Robots, Wizards and a Badass Motherfucker

I know it's already August, but permit me to talk about July, because I'm a bad blogger who loves procrastination. More specifically, I'm talking about the blockbuster flicks from July.

Transformers
1. The transforming sequences are pretty awesome.
2. Shia LeBoeuf is an entertaining guy to watch.
3. Megan Fox is a hot girl to watch.
These are the three things that are good about Transformers. Everything else, Michael Bay has pissed on, like the irredeemable scene in which an Autobot takes a leak on some government flunkies. There are some of the worst lines I've ever heard in a movie, including some really lame plays on "more than meets the eye". There are confusing character designs (as in, every fucking robot looks exactly the same), which, coupled with the Michael Bay style of shooting and editing action, means that you don't know what the fuck is going on and who's fighting who at any given time. There is a confusing climax that doesn't really make any sense. There is just so much wrong with this movie, and I haven't even gone into the fanboy gripes yet (Bumblebee?!).

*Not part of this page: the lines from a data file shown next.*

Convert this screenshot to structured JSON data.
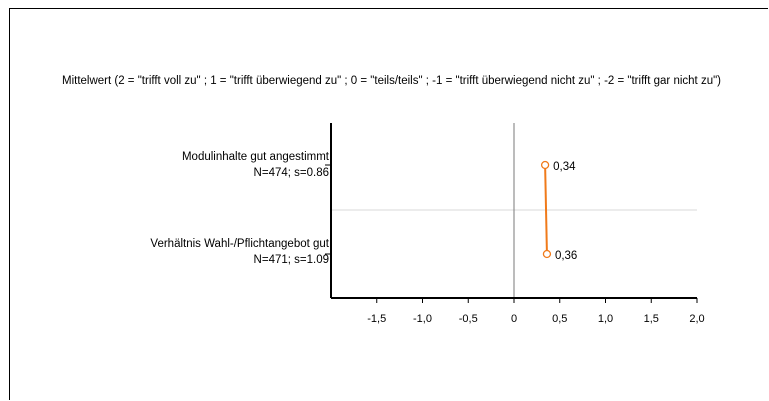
{
  "chart_data": {
    "type": "line",
    "title": "Mittelwert (2 = \"trifft voll zu\" ; 1 = \"trifft überwiegend zu\" ; 0 = \"teils/teils\" ; -1 = \"trifft überwiegend nicht zu\" ; -2 = \"trifft gar nicht zu\")",
    "categories": [
      {
        "name": "Modulinhalte gut angestimmt",
        "stats": "N=474; s=0.86"
      },
      {
        "name": "Verhältnis Wahl-/Pflichtangebot gut",
        "stats": "N=471; s=1.09"
      }
    ],
    "values": [
      0.34,
      0.36
    ],
    "value_labels": [
      "0,34",
      "0,36"
    ],
    "xlim": [
      -2.0,
      2.0
    ],
    "xticks": [
      -1.5,
      -1.0,
      -0.5,
      0,
      0.5,
      1.0,
      1.5,
      2.0
    ],
    "xtick_labels": [
      "-1,5",
      "-1,0",
      "-0,5",
      "0",
      "0,5",
      "1,0",
      "1,5",
      "2,0"
    ],
    "grid": true,
    "colors": {
      "line": "#f07a1a",
      "marker_fill": "#ffffff"
    }
  }
}
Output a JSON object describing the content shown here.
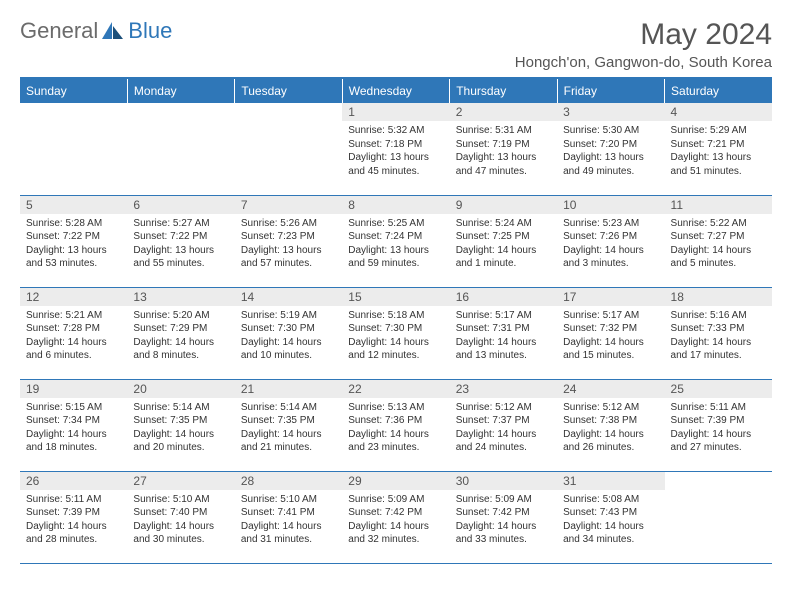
{
  "logo": {
    "text1": "General",
    "text2": "Blue"
  },
  "title": "May 2024",
  "location": "Hongch'on, Gangwon-do, South Korea",
  "headers": [
    "Sunday",
    "Monday",
    "Tuesday",
    "Wednesday",
    "Thursday",
    "Friday",
    "Saturday"
  ],
  "colors": {
    "header_bg": "#2f77b8",
    "header_text": "#ffffff",
    "daynum_bg": "#ececec",
    "border": "#2f77b8",
    "text": "#333333",
    "title_text": "#555555"
  },
  "grid": [
    [
      null,
      null,
      null,
      {
        "n": "1",
        "sr": "5:32 AM",
        "ss": "7:18 PM",
        "dl": "13 hours and 45 minutes."
      },
      {
        "n": "2",
        "sr": "5:31 AM",
        "ss": "7:19 PM",
        "dl": "13 hours and 47 minutes."
      },
      {
        "n": "3",
        "sr": "5:30 AM",
        "ss": "7:20 PM",
        "dl": "13 hours and 49 minutes."
      },
      {
        "n": "4",
        "sr": "5:29 AM",
        "ss": "7:21 PM",
        "dl": "13 hours and 51 minutes."
      }
    ],
    [
      {
        "n": "5",
        "sr": "5:28 AM",
        "ss": "7:22 PM",
        "dl": "13 hours and 53 minutes."
      },
      {
        "n": "6",
        "sr": "5:27 AM",
        "ss": "7:22 PM",
        "dl": "13 hours and 55 minutes."
      },
      {
        "n": "7",
        "sr": "5:26 AM",
        "ss": "7:23 PM",
        "dl": "13 hours and 57 minutes."
      },
      {
        "n": "8",
        "sr": "5:25 AM",
        "ss": "7:24 PM",
        "dl": "13 hours and 59 minutes."
      },
      {
        "n": "9",
        "sr": "5:24 AM",
        "ss": "7:25 PM",
        "dl": "14 hours and 1 minute."
      },
      {
        "n": "10",
        "sr": "5:23 AM",
        "ss": "7:26 PM",
        "dl": "14 hours and 3 minutes."
      },
      {
        "n": "11",
        "sr": "5:22 AM",
        "ss": "7:27 PM",
        "dl": "14 hours and 5 minutes."
      }
    ],
    [
      {
        "n": "12",
        "sr": "5:21 AM",
        "ss": "7:28 PM",
        "dl": "14 hours and 6 minutes."
      },
      {
        "n": "13",
        "sr": "5:20 AM",
        "ss": "7:29 PM",
        "dl": "14 hours and 8 minutes."
      },
      {
        "n": "14",
        "sr": "5:19 AM",
        "ss": "7:30 PM",
        "dl": "14 hours and 10 minutes."
      },
      {
        "n": "15",
        "sr": "5:18 AM",
        "ss": "7:30 PM",
        "dl": "14 hours and 12 minutes."
      },
      {
        "n": "16",
        "sr": "5:17 AM",
        "ss": "7:31 PM",
        "dl": "14 hours and 13 minutes."
      },
      {
        "n": "17",
        "sr": "5:17 AM",
        "ss": "7:32 PM",
        "dl": "14 hours and 15 minutes."
      },
      {
        "n": "18",
        "sr": "5:16 AM",
        "ss": "7:33 PM",
        "dl": "14 hours and 17 minutes."
      }
    ],
    [
      {
        "n": "19",
        "sr": "5:15 AM",
        "ss": "7:34 PM",
        "dl": "14 hours and 18 minutes."
      },
      {
        "n": "20",
        "sr": "5:14 AM",
        "ss": "7:35 PM",
        "dl": "14 hours and 20 minutes."
      },
      {
        "n": "21",
        "sr": "5:14 AM",
        "ss": "7:35 PM",
        "dl": "14 hours and 21 minutes."
      },
      {
        "n": "22",
        "sr": "5:13 AM",
        "ss": "7:36 PM",
        "dl": "14 hours and 23 minutes."
      },
      {
        "n": "23",
        "sr": "5:12 AM",
        "ss": "7:37 PM",
        "dl": "14 hours and 24 minutes."
      },
      {
        "n": "24",
        "sr": "5:12 AM",
        "ss": "7:38 PM",
        "dl": "14 hours and 26 minutes."
      },
      {
        "n": "25",
        "sr": "5:11 AM",
        "ss": "7:39 PM",
        "dl": "14 hours and 27 minutes."
      }
    ],
    [
      {
        "n": "26",
        "sr": "5:11 AM",
        "ss": "7:39 PM",
        "dl": "14 hours and 28 minutes."
      },
      {
        "n": "27",
        "sr": "5:10 AM",
        "ss": "7:40 PM",
        "dl": "14 hours and 30 minutes."
      },
      {
        "n": "28",
        "sr": "5:10 AM",
        "ss": "7:41 PM",
        "dl": "14 hours and 31 minutes."
      },
      {
        "n": "29",
        "sr": "5:09 AM",
        "ss": "7:42 PM",
        "dl": "14 hours and 32 minutes."
      },
      {
        "n": "30",
        "sr": "5:09 AM",
        "ss": "7:42 PM",
        "dl": "14 hours and 33 minutes."
      },
      {
        "n": "31",
        "sr": "5:08 AM",
        "ss": "7:43 PM",
        "dl": "14 hours and 34 minutes."
      },
      null
    ]
  ],
  "labels": {
    "sunrise": "Sunrise:",
    "sunset": "Sunset:",
    "daylight": "Daylight:"
  }
}
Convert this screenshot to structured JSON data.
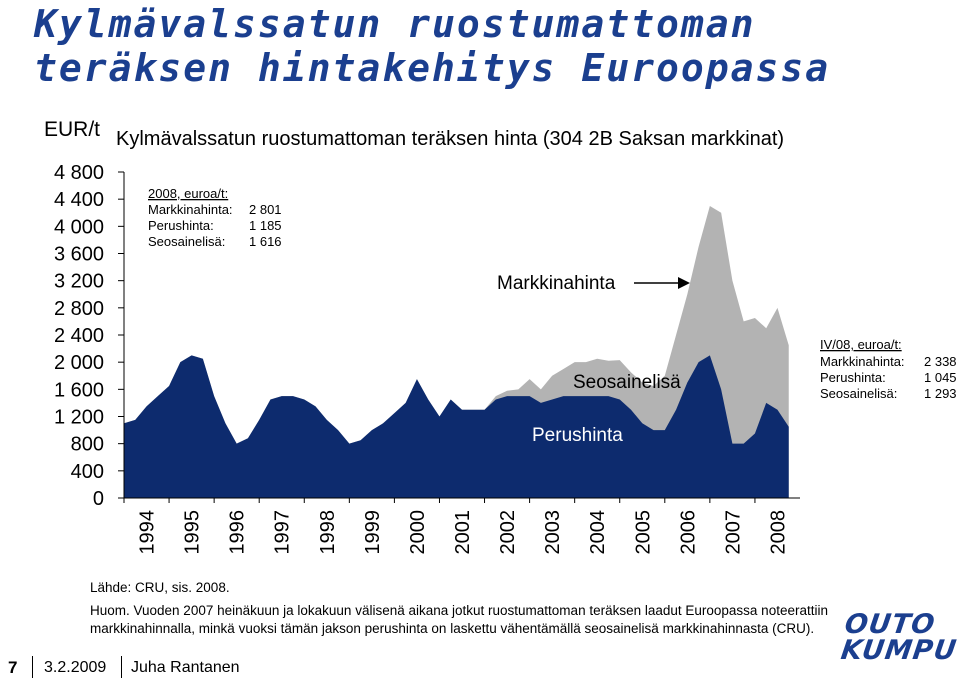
{
  "page": {
    "title_line1": "Kylmävalssatun ruostumattoman",
    "title_line2": "teräksen hintakehitys Euroopassa"
  },
  "chart_data": {
    "type": "area",
    "title": "Kylmävalssatun ruostumattoman teräksen hinta (304 2B Saksan markkinat)",
    "ylabel": "EUR/t",
    "ylim": [
      0,
      4800
    ],
    "yticks": [
      "0",
      "400",
      "800",
      "1 200",
      "1 600",
      "2 000",
      "2 400",
      "2 800",
      "3 200",
      "3 600",
      "4 000",
      "4 400",
      "4 800"
    ],
    "xlim": [
      1994,
      2009
    ],
    "xticks": [
      "1994",
      "1995",
      "1996",
      "1997",
      "1998",
      "1999",
      "2000",
      "2001",
      "2002",
      "2003",
      "2004",
      "2005",
      "2006",
      "2007",
      "2008"
    ],
    "x": [
      1994.0,
      1994.25,
      1994.5,
      1994.75,
      1995.0,
      1995.25,
      1995.5,
      1995.75,
      1996.0,
      1996.25,
      1996.5,
      1996.75,
      1997.0,
      1997.25,
      1997.5,
      1997.75,
      1998.0,
      1998.25,
      1998.5,
      1998.75,
      1999.0,
      1999.25,
      1999.5,
      1999.75,
      2000.0,
      2000.25,
      2000.5,
      2000.75,
      2001.0,
      2001.25,
      2001.5,
      2001.75,
      2002.0,
      2002.25,
      2002.5,
      2002.75,
      2003.0,
      2003.25,
      2003.5,
      2003.75,
      2004.0,
      2004.25,
      2004.5,
      2004.75,
      2005.0,
      2005.25,
      2005.5,
      2005.75,
      2006.0,
      2006.25,
      2006.5,
      2006.75,
      2007.0,
      2007.25,
      2007.5,
      2007.75,
      2008.0,
      2008.25,
      2008.5,
      2008.75
    ],
    "series": [
      {
        "name": "Perushinta",
        "color": "#0d2b6e",
        "values": [
          1100,
          1150,
          1350,
          1500,
          1650,
          2000,
          2100,
          2050,
          1500,
          1100,
          800,
          880,
          1150,
          1450,
          1500,
          1500,
          1450,
          1350,
          1150,
          1000,
          800,
          850,
          1000,
          1100,
          1250,
          1400,
          1750,
          1450,
          1200,
          1450,
          1300,
          1300,
          1300,
          1450,
          1500,
          1500,
          1500,
          1400,
          1450,
          1500,
          1500,
          1500,
          1500,
          1500,
          1450,
          1300,
          1100,
          1000,
          1000,
          1300,
          1700,
          2000,
          2100,
          1600,
          800,
          800,
          950,
          1400,
          1300,
          1050
        ]
      },
      {
        "name": "Seosainelisä",
        "color": "#b3b3b3",
        "values": [
          0,
          0,
          0,
          0,
          0,
          0,
          0,
          0,
          0,
          0,
          0,
          0,
          0,
          0,
          0,
          0,
          0,
          0,
          0,
          0,
          0,
          0,
          0,
          0,
          0,
          0,
          0,
          0,
          0,
          0,
          0,
          0,
          0,
          50,
          80,
          100,
          250,
          200,
          350,
          400,
          500,
          500,
          550,
          520,
          580,
          550,
          600,
          650,
          800,
          1100,
          1300,
          1700,
          2200,
          2600,
          2400,
          1800,
          1700,
          1100,
          1500,
          1200
        ]
      }
    ],
    "annotations": {
      "box_2008_title": "2008, euroa/t:",
      "box_2008_rows": [
        {
          "label": "Markkinahinta:",
          "value": "2 801"
        },
        {
          "label": "Perushinta:",
          "value": "1 185"
        },
        {
          "label": "Seosainelisä:",
          "value": "1 616"
        }
      ],
      "box_q4_title": "IV/08, euroa/t:",
      "box_q4_rows": [
        {
          "label": "Markkinahinta:",
          "value": "2 338"
        },
        {
          "label": "Perushinta:",
          "value": "1 045"
        },
        {
          "label": "Seosainelisä:",
          "value": "1 293"
        }
      ],
      "label_market": "Markkinahinta",
      "label_alloy": "Seosainelisä",
      "label_base": "Perushinta"
    }
  },
  "notes": {
    "source": "Lähde: CRU, sis. 2008.",
    "remark_line1": "Huom. Vuoden 2007 heinäkuun ja lokakuun välisenä aikana jotkut ruostumattoman teräksen laadut Euroopassa noteerattiin",
    "remark_line2": "markkinahinnalla, minkä vuoksi tämän jakson perushinta on laskettu vähentämällä seosainelisä markkinahinnasta (CRU)."
  },
  "footer": {
    "page_number": "7",
    "date": "3.2.2009",
    "author": "Juha Rantanen"
  },
  "logo": {
    "line1": "OUTO",
    "line2": "KUMPU"
  },
  "colors": {
    "title": "#1b3f8f",
    "base_price": "#0d2b6e",
    "alloy_surcharge": "#b3b3b3"
  }
}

I admit that when I heard the "transforming sound effect" for the first time in a trailer, I gave a whoop and punched the air in joy, which makes the suckiness even harder to bear - not that I was expecting very much from Michael Bay anyway.

Live Free or Die Hard
In comparison to the hunk of junk that was Transformers, Live Free or Die Hard (renamed as Die Hard 4.0 in non-US countries, because, y'know, only Americans can read titles more than three words long) comes off much stronger. A great deal of credit has to go to Bruce Willis, who's such an incredible badass, he's incredibly fun to watch. Justin Long is surprisingly entertaining as the new sidekick, and while many of the action sequences are flat-out unbelievably ludicrous, one has to consider if they are any more ludicrous than, well, transforming robots from outer space. Above all, this is a great popcorn flick, full of 'splosions and loads of fun, and it knows it. Yippee ki yay, motherfucker.

Harry Potter and the Order of the Phoenix
The Harry Potter films are beginning to seem like serialized episodes of a drama series, because they seem to almost demand that you be familiar with the "mythos" of the wizarding universe in order to enjoy them. This is unfortunate, because I'm of the opinion that movies should be able to stand on their own, but perhaps I'm in the minority. Each movie seems to be more or less the same as the rest (I'm not counting the first two, which were absolute rubbish thanks to Chris Columbus), and it seems that they're only distinguishable from each other by their key scenes or characters, such as Imelda Staunton as Dolores Umbridge in this one. Not having read the books beyond the halfway point of Book 3, I'm in no position to comment on the adaptation. I will point out though, that Staunton is wonderful in her Pure Evilness, and probably rescues this installment from being just "The 5th One". Still, it's more than competent, and at least it won't make you feel like someone just raped your childhood (*cough*MichaelBay*cough*).